Wednesday, May 14, 2008

Freedom of Information Reform in Tasmania - Some Initial Ideas

FoI Reforms in Tasmania

The 17 year old Freedom of Information Act was conceived and based upon ideas about government information that stretch back to the 1960s. Furthermore the original design and intent of the legislation was heavily modified before being accepted by the major political parties. It was then trimmed further prior to its commencement in late 1992 by the Liberal Government. Throughout the 1990s it was starved of funds and just managed to survive an attempt at a massive reduction in its scope and operation in the mid 1990s. At other times it was targeted by secret plans to subject it to a sunset clause after 2 years.

The Bacon and Lennon governments have co-existed with the legislation but have never been overly supportive or keen to reinvigorate the legislation.

Due largely to staffing restrictions the various Tasmanian Ombudsman since the mid 1990s have taken a very low keyed approach to both the interpretation and application of the Act and in taking any wider supervisory or quality control activity.

This restricted approach seems to be slowly changing under the current Ombudsman, Simon Allston.

What is needed?


A 3 month (maximum review) by the Tasmanian Law Reform Institute and/or the Tasmanian Administrative Review Advisory Committee:

The review could build upon the work and ideas of:

Queensland Independent Review Panel
• Discussion Paper January 2008
• Final Report (early June 2008)
Australian Law Reform Commission
• 1996 Report and current review
NSW Ombudsman review (current)
Changes made in WA, Vic and the Northern Territory Information Act

Developments in New Zealand, Canada, UK and USA

Some initial proposals

Information Commissioner created (could be Ombudsman) to cover FOI, Privacy and state records.

Information Commissioner to have ability to release exempt information in the public interest.

Information Commissioner to have the ability to order release of information.

Information Commissioner to carry out supervisory, advisory and training functions.

Information Commissioner and Ombudsman to be approved by both Houses of Parliament.

Freedom of information to be funded and administered as any other policy program.

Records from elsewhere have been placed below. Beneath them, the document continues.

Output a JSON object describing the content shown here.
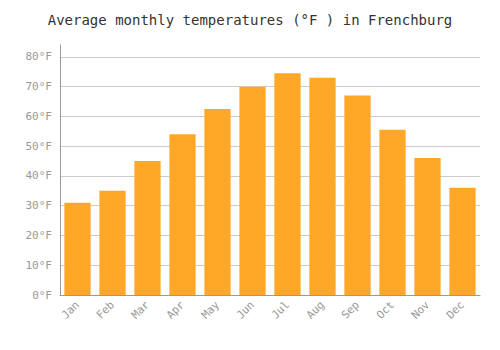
{
  "chart_data": {
    "type": "bar",
    "title": "Average monthly temperatures (°F ) in Frenchburg",
    "categories": [
      "Jan",
      "Feb",
      "Mar",
      "Apr",
      "May",
      "Jun",
      "Jul",
      "Aug",
      "Sep",
      "Oct",
      "Nov",
      "Dec"
    ],
    "values": [
      31,
      35,
      45,
      54,
      62.5,
      70,
      74.5,
      73,
      67,
      55.5,
      46,
      36
    ],
    "color": "#FFA726",
    "ylim": [
      0,
      84
    ],
    "yticks": [
      {
        "value": 0,
        "label": "0°F"
      },
      {
        "value": 10,
        "label": "10°F"
      },
      {
        "value": 20,
        "label": "20°F"
      },
      {
        "value": 30,
        "label": "30°F"
      },
      {
        "value": 40,
        "label": "40°F"
      },
      {
        "value": 50,
        "label": "50°F"
      },
      {
        "value": 60,
        "label": "60°F"
      },
      {
        "value": 70,
        "label": "70°F"
      },
      {
        "value": 80,
        "label": "80°F"
      }
    ],
    "grid": true
  }
}
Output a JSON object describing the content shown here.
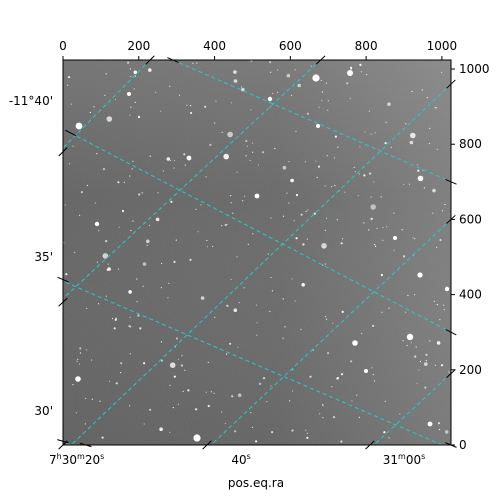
{
  "chart_data": {
    "type": "image",
    "title": "",
    "xlabel": "pos.eq.ra",
    "ylabel": "",
    "pixel_axes": {
      "x_range": [
        0,
        1024
      ],
      "y_range": [
        0,
        1024
      ],
      "x_ticks": [
        0,
        200,
        400,
        600,
        800,
        1000
      ],
      "y_ticks": [
        0,
        200,
        400,
        600,
        800,
        1000
      ],
      "x_tick_labels": [
        "0",
        "200",
        "400",
        "600",
        "800",
        "1000"
      ],
      "y_tick_labels": [
        "0",
        "200",
        "400",
        "600",
        "800",
        "1000"
      ]
    },
    "ra_ticks": [
      {
        "label_main": "7",
        "sup1": "h",
        "mid": "30",
        "sup2": "m",
        "end": "20",
        "sup3": "s",
        "x": 36
      },
      {
        "label_main": "40",
        "sup1": "s",
        "mid": "",
        "sup2": "",
        "end": "",
        "sup3": "",
        "x": 470
      },
      {
        "label_main": "31",
        "sup1": "m",
        "mid": "00",
        "sup2": "s",
        "end": "",
        "sup3": "",
        "x": 900
      }
    ],
    "dec_ticks": [
      {
        "label": "-11°40'",
        "y": 915
      },
      {
        "label": "35'",
        "y": 500
      },
      {
        "label": "30'",
        "y": 90
      }
    ],
    "grid": true,
    "grid_color": "#22cccc",
    "colormap": "grayscale",
    "grid_lines_ra": [
      {
        "x0": 230,
        "y0": 1024,
        "x1": -10,
        "y1": 780
      },
      {
        "x0": 680,
        "y0": 1024,
        "x1": -10,
        "y1": 380
      },
      {
        "x0": 1024,
        "y0": 960,
        "x1": -10,
        "y1": -30
      },
      {
        "x0": 1024,
        "y0": 600,
        "x1": 380,
        "y1": -10
      },
      {
        "x0": 1024,
        "y0": 190,
        "x1": 810,
        "y1": -10
      }
    ],
    "grid_lines_dec": [
      {
        "x0": 290,
        "y0": 1024,
        "x1": 1024,
        "y1": 700
      },
      {
        "x0": 20,
        "y0": 830,
        "x1": 1024,
        "y1": 300
      },
      {
        "x0": -10,
        "y0": 440,
        "x1": 1024,
        "y1": -10
      },
      {
        "x0": -10,
        "y0": 10,
        "x1": 60,
        "y1": -10
      }
    ]
  }
}
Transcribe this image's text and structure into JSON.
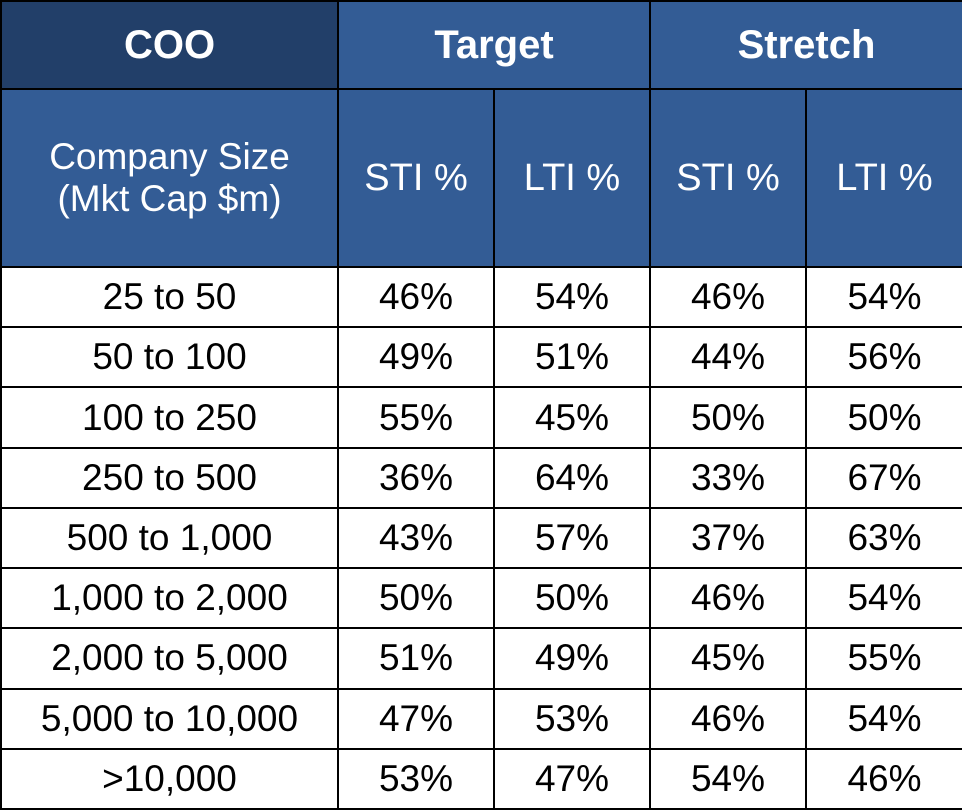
{
  "table": {
    "title": "COO",
    "groups": [
      "Target",
      "Stretch"
    ],
    "size_header": [
      "Company Size",
      "(Mkt Cap $m)"
    ],
    "subheaders": [
      "STI %",
      "LTI %",
      "STI %",
      "LTI %"
    ],
    "rows": [
      {
        "size": "25 to 50",
        "target_sti": "46%",
        "target_lti": "54%",
        "stretch_sti": "46%",
        "stretch_lti": "54%"
      },
      {
        "size": "50 to 100",
        "target_sti": "49%",
        "target_lti": "51%",
        "stretch_sti": "44%",
        "stretch_lti": "56%"
      },
      {
        "size": "100 to 250",
        "target_sti": "55%",
        "target_lti": "45%",
        "stretch_sti": "50%",
        "stretch_lti": "50%"
      },
      {
        "size": "250 to 500",
        "target_sti": "36%",
        "target_lti": "64%",
        "stretch_sti": "33%",
        "stretch_lti": "67%"
      },
      {
        "size": "500 to 1,000",
        "target_sti": "43%",
        "target_lti": "57%",
        "stretch_sti": "37%",
        "stretch_lti": "63%"
      },
      {
        "size": "1,000 to 2,000",
        "target_sti": "50%",
        "target_lti": "50%",
        "stretch_sti": "46%",
        "stretch_lti": "54%"
      },
      {
        "size": "2,000 to 5,000",
        "target_sti": "51%",
        "target_lti": "49%",
        "stretch_sti": "45%",
        "stretch_lti": "55%"
      },
      {
        "size": "5,000 to 10,000",
        "target_sti": "47%",
        "target_lti": "53%",
        "stretch_sti": "46%",
        "stretch_lti": "54%"
      },
      {
        "size": ">10,000",
        "target_sti": "53%",
        "target_lti": "47%",
        "stretch_sti": "54%",
        "stretch_lti": "46%"
      }
    ]
  },
  "colors": {
    "title_bg": "#223f69",
    "header_bg": "#335c95",
    "header_text": "#ffffff",
    "border": "#000000",
    "body_bg": "#ffffff"
  }
}
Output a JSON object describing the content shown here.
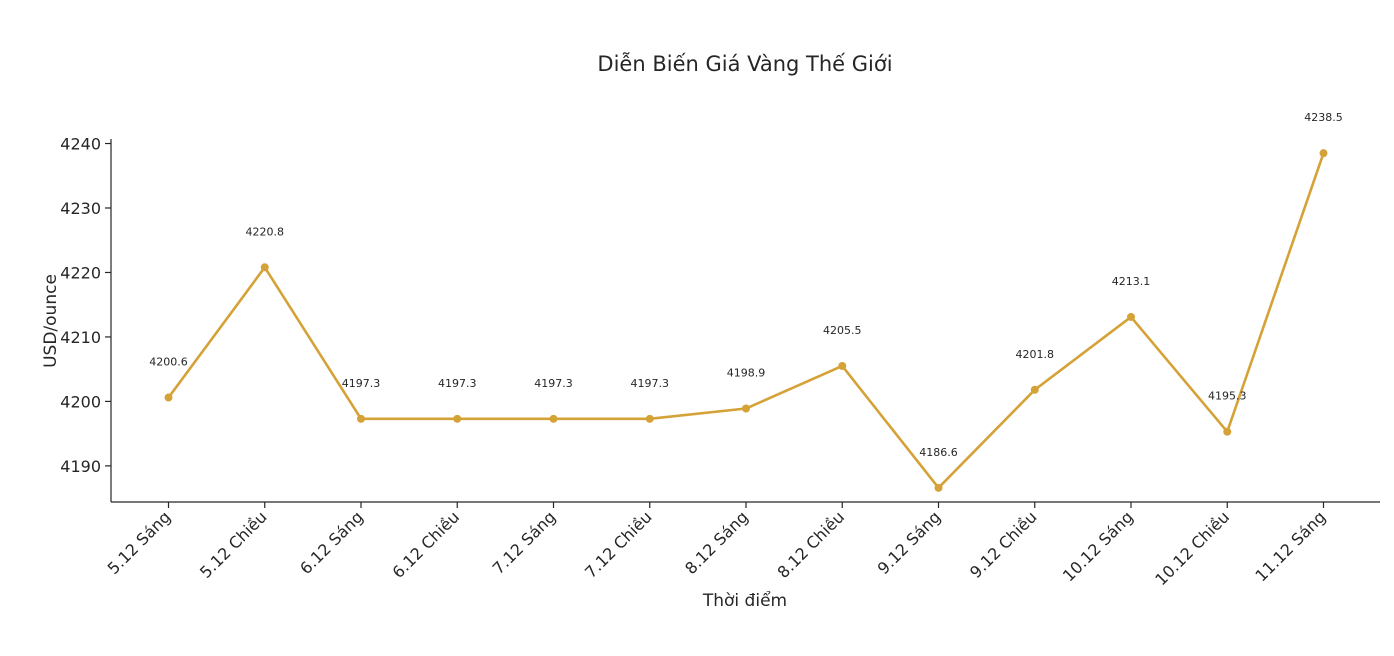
{
  "chart_data": {
    "type": "line",
    "title": "Diễn Biến Giá Vàng Thế Giới",
    "xlabel": "Thời điểm",
    "ylabel": "USD/ounce",
    "categories": [
      "5.12 Sáng",
      "5.12 Chiều",
      "6.12 Sáng",
      "6.12 Chiều",
      "7.12 Sáng",
      "7.12 Chiều",
      "8.12 Sáng",
      "8.12 Chiều",
      "9.12 Sáng",
      "9.12 Chiều",
      "10.12 Sáng",
      "10.12 Chiều",
      "11.12 Sáng"
    ],
    "series": [
      {
        "values": [
          4200.6,
          4220.8,
          4197.3,
          4197.3,
          4197.3,
          4197.3,
          4198.9,
          4205.5,
          4186.6,
          4201.8,
          4213.1,
          4195.3,
          4238.5
        ],
        "color": "#D4A237"
      }
    ],
    "data_labels": [
      "4200.6",
      "4220.8",
      "4197.3",
      "4197.3",
      "4197.3",
      "4197.3",
      "4198.9",
      "4205.5",
      "4186.6",
      "4201.8",
      "4213.1",
      "4195.3",
      "4238.5"
    ],
    "yticks": [
      4190,
      4200,
      4210,
      4220,
      4230,
      4240
    ],
    "ylim": [
      4184.4,
      4240.7
    ],
    "grid": false,
    "legend": "none"
  }
}
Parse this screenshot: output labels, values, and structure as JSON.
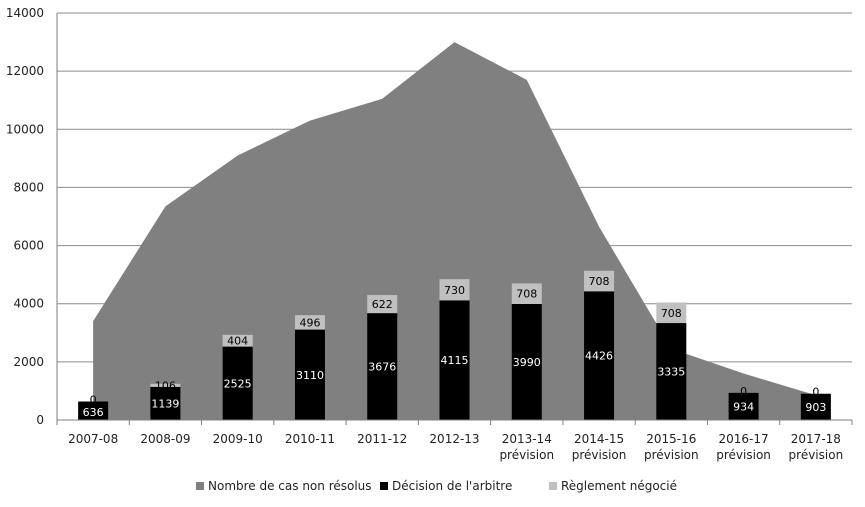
{
  "chart_data": {
    "type": "bar",
    "categories": [
      [
        "2007-08"
      ],
      [
        "2008-09"
      ],
      [
        "2009-10"
      ],
      [
        "2010-11"
      ],
      [
        "2011-12"
      ],
      [
        "2012-13"
      ],
      [
        "2013-14",
        "prévision"
      ],
      [
        "2014-15",
        "prévision"
      ],
      [
        "2015-16",
        "prévision"
      ],
      [
        "2016-17",
        "prévision"
      ],
      [
        "2017-18",
        "prévision"
      ]
    ],
    "series": [
      {
        "name": "Nombre de cas non résolus",
        "type": "area",
        "color": "#808080",
        "values": [
          3400,
          7350,
          9100,
          10300,
          11050,
          13000,
          11700,
          6650,
          2450,
          1600,
          850
        ]
      },
      {
        "name": "Décision de l'arbitre",
        "type": "stacked-bar",
        "color": "#000000",
        "values": [
          636,
          1139,
          2525,
          3110,
          3676,
          4115,
          3990,
          4426,
          3335,
          934,
          903
        ]
      },
      {
        "name": "Règlement négocié",
        "type": "stacked-bar",
        "color": "#c0c0c0",
        "values": [
          0,
          106,
          404,
          496,
          622,
          730,
          708,
          708,
          708,
          0,
          0
        ]
      }
    ],
    "ylim": [
      0,
      14000
    ],
    "yticks": [
      0,
      2000,
      4000,
      6000,
      8000,
      10000,
      12000,
      14000
    ],
    "grid": true,
    "legend_position": "bottom"
  }
}
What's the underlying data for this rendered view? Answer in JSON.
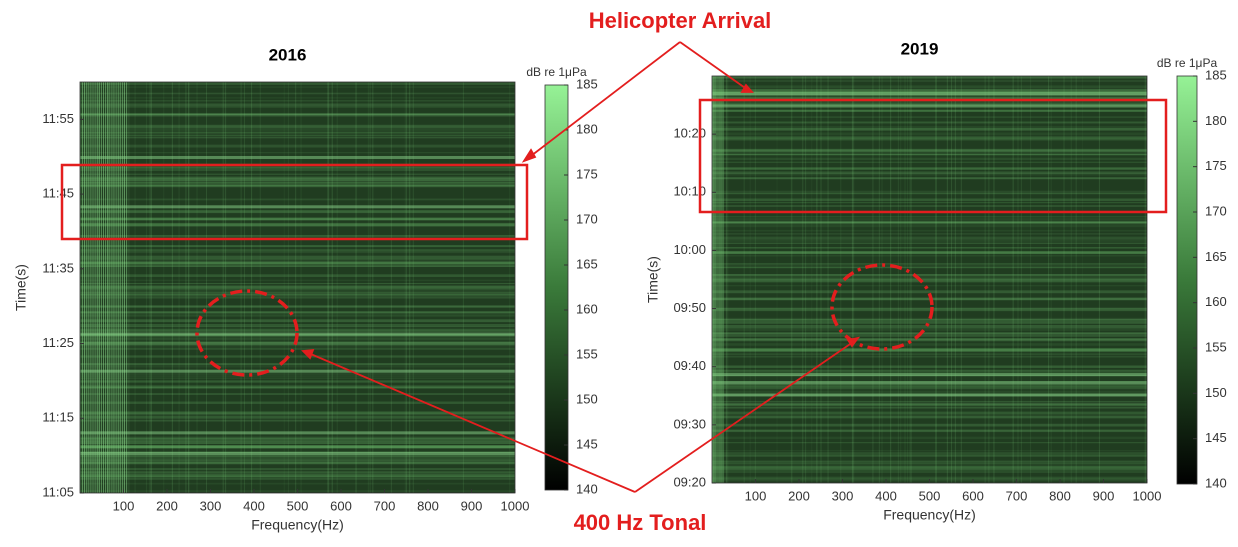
{
  "annotations": [
    "Helicopter Arrival",
    "400 Hz Tonal"
  ],
  "chart_data": [
    {
      "type": "spectrogram",
      "title": "2016",
      "xlabel": "Frequency(Hz)",
      "ylabel": "Time(s)",
      "xlim": [
        0,
        1000
      ],
      "xticks": [
        100,
        200,
        300,
        400,
        500,
        600,
        700,
        800,
        900,
        1000
      ],
      "ylim": [
        665,
        720
      ],
      "yticks": [
        {
          "value": 665,
          "label": "11:05"
        },
        {
          "value": 675,
          "label": "11:15"
        },
        {
          "value": 685,
          "label": "11:25"
        },
        {
          "value": 695,
          "label": "11:35"
        },
        {
          "value": 705,
          "label": "11:45"
        },
        {
          "value": 715,
          "label": "11:55"
        }
      ],
      "colorbar_label": "dB re 1μPa",
      "clim": [
        140,
        185
      ],
      "cticks": [
        140,
        145,
        150,
        155,
        160,
        165,
        170,
        175,
        180,
        185
      ]
    },
    {
      "type": "spectrogram",
      "title": "2019",
      "xlabel": "Frequency(Hz)",
      "ylabel": "Time(s)",
      "xlim": [
        0,
        1000
      ],
      "xticks": [
        100,
        200,
        300,
        400,
        500,
        600,
        700,
        800,
        900,
        1000
      ],
      "ylim": [
        560,
        630
      ],
      "yticks": [
        {
          "value": 560,
          "label": "09:20"
        },
        {
          "value": 570,
          "label": "09:30"
        },
        {
          "value": 580,
          "label": "09:40"
        },
        {
          "value": 590,
          "label": "09:50"
        },
        {
          "value": 600,
          "label": "10:00"
        },
        {
          "value": 610,
          "label": "10:10"
        },
        {
          "value": 620,
          "label": "10:20"
        }
      ],
      "colorbar_label": "dB re 1μPa",
      "clim": [
        140,
        185
      ],
      "cticks": [
        140,
        145,
        150,
        155,
        160,
        165,
        170,
        175,
        180,
        185
      ]
    }
  ]
}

Time period for Information Commissioner reviews to remain at 30 days.


Maximum time limits on applications to be progressively decreased from 30 days to”:
• 20 days
• 15 days
• 10 days

A once-off request for extension up to a maximum of 15 days

Agencies be required to process 50% of requests within 50% of the maximum deadline.


Cabinet documents to be more accessible.

Automatic release of cabinet documents after 10 years unless covered by another exemption.

Internal working documents to be automatically released after 5 years.

All exemptions subject to a public interest test.

Information released under FOI be made publically available on Agency websites.

The government to republish FOI Handbook.

Information Commissioner tpo publish determinations of FOI reviews.

Limits on vexatious applications.


Changing Objects section to include increased openness and progressive release of information as a specific aim of the Act.

Parliamentary oversight of FOI including a “dedicated focus on information as a dimension of all government activity”. Creation of a joint Accountability Committee.

A shift to pro-active or push model of release so that there is routine and active dissemination of information.

Optional internal review.

Internal review timeframe reduced from 14 days to 7 days.

Decisions by gazetted FOI officers under s.21 shall not be subject to any Agency approval process unless that process has been approved by the joint Accountability Committee.

Most importantly a cultural change that sees government transparency made an essential modus operandi of government and that there is an attitude to harvest the dividends of transparency.

1 comment:

Gustav said...

Dear Rick

Thank you for your post.

Your last paragraph says it all.

How do we convince politicians its in their interest to follow your suggestion.

My view is that every candidate seeking election should state their view on FOI and specifically your last paragraph.